Ma si osservino nel dettaglio i movimenti recenti delle regine del mercato europeo, controllate non a caso dai grandi imprenditori di cui sopra: Paris Saint Germain, Monaco e Real Madrid. Il PSG, considerando anche il prossimo acquisto di Cavani, è stato capace di spendere in 3 anni la bellezza di 308 milioni (244 dei quali finiti in Serie A), ma ciò che stupisce maggiormente è che solo 2 acquisti su 15 sono degli U23, quindi hanno sì costruito una squadra stellare (basti pensare solamente alla coppia d’attacco Ibrahimovic-Cavani), ma solo relativamente giovane. Encomiabile, tuttavia, il lavoro della dirigenza in ottica bilancio: il 2012 del club parigino si è infatti chiuso con una più che contenuta perdita di 5,4  milioni, risultante da spese accessorie che ammontano a 147 milioni ed entrate pari invece a circa 135 milioni, derivanti da piccole cessioni, diritti TV e soprattutto sponsorizzazioni. Il Monaco invece è la rivelazione del 2013: sono riusciti a spendere in un solo anno anzi, in poco più di un mese, un totale di 144 milioni. Milioni molto ben spesi, perchè hanno rifondato un centrocampo molto vecchio e macchinoso e un attacco privo di un bomber di razza. Se in un solo anno sono riusciti a spendere 144 milioni chissà quanti potranno spenderne in tre! Infine troviamo il Real Madrid di Florentino Perez. I dati sul Real Madrid sono a dir poco impressionanti: si registrano 413 milioni spesi in solo poco più di 3 anni, più l’ultimo acquisto di Isco per la modica cifra di 25 milioni. Per analizzare a fondo il bilancio del Real ci vorrebbero almeno tanti anni quanti ne ha impiegati la dirigenza per costruire questa squadra, ma basta sapere che hanno pescato giocatori in ben 7 campionati diversi, ma, come avvenuto per il PSG, hanno acquistato soltanto 5 giocatori U23 su 20 totali, il che presuppone un’età media abbastanza alta. Se esiste il fair play finanziario è solo per “colpa” di Florentino Perez: sono stati i suoi acquisti tra 2005 e 2009 a far riflettere l’UEFA su nuove norme finanziarie da adottare.
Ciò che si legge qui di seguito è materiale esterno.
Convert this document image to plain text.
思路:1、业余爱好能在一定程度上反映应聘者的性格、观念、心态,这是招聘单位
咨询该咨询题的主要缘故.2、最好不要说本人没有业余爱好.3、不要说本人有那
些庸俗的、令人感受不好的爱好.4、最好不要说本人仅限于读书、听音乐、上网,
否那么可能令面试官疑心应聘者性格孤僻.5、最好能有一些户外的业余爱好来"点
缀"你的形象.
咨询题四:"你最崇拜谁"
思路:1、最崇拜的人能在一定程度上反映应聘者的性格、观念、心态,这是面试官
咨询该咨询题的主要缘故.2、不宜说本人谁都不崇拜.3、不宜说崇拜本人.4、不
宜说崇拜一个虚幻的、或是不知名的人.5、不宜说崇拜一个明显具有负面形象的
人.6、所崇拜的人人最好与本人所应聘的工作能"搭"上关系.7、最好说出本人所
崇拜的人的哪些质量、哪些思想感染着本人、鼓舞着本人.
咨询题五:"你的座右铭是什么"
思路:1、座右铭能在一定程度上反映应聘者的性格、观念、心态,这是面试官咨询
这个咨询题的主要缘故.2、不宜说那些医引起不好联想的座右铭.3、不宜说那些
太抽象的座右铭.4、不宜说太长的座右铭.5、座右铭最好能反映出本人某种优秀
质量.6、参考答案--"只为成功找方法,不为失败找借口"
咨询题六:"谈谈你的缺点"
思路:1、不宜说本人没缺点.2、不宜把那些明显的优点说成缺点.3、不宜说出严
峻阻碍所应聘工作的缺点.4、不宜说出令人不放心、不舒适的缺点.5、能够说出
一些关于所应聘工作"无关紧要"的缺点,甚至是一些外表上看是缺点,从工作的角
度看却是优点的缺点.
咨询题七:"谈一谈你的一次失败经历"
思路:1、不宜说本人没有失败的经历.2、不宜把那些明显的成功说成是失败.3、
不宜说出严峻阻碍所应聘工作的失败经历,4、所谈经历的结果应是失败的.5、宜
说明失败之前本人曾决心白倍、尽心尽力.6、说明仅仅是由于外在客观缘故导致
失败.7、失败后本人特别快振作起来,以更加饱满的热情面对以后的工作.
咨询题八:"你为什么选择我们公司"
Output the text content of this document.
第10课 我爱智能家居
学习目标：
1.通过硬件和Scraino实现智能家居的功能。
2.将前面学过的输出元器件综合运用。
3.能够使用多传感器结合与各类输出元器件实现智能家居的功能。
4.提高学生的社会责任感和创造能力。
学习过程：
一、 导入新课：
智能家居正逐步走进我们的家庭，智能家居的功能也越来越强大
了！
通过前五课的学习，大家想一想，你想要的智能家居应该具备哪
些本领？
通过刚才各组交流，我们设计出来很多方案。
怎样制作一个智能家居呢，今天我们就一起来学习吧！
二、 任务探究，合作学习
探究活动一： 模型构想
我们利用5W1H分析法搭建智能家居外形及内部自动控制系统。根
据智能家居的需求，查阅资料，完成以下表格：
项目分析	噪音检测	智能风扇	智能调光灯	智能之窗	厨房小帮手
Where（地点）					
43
Al cospetto delle difficoltà finanziarie delle squadre italiane ci si chiede come sia possibile che queste società riescano ancora ad auto-finanziarsi. Lo strapotere economico di certi gruppi aziendali appare a dir poco paradossale, specie alla luce della crisi economica che continua ad angustiare non soltanto l’Italia e la Spagna, ma anche l’Irlanda, la Grecia e il Portogallo; incredibile come si possa assistere passivamente allo spostamento di simili quantità di milioni, soprattutto in un ambito che nasce come sportivo. Non deve stupire che le “storie d’amore” durino sempre meno, poiché anche i sentimenti risentono delle esigenze di bilancio. Un atteggiamento inconcepibile, antitetico rispetto a quei valori che hanno permesso al calcio di diventare negli anni lo sport più amato e praticato.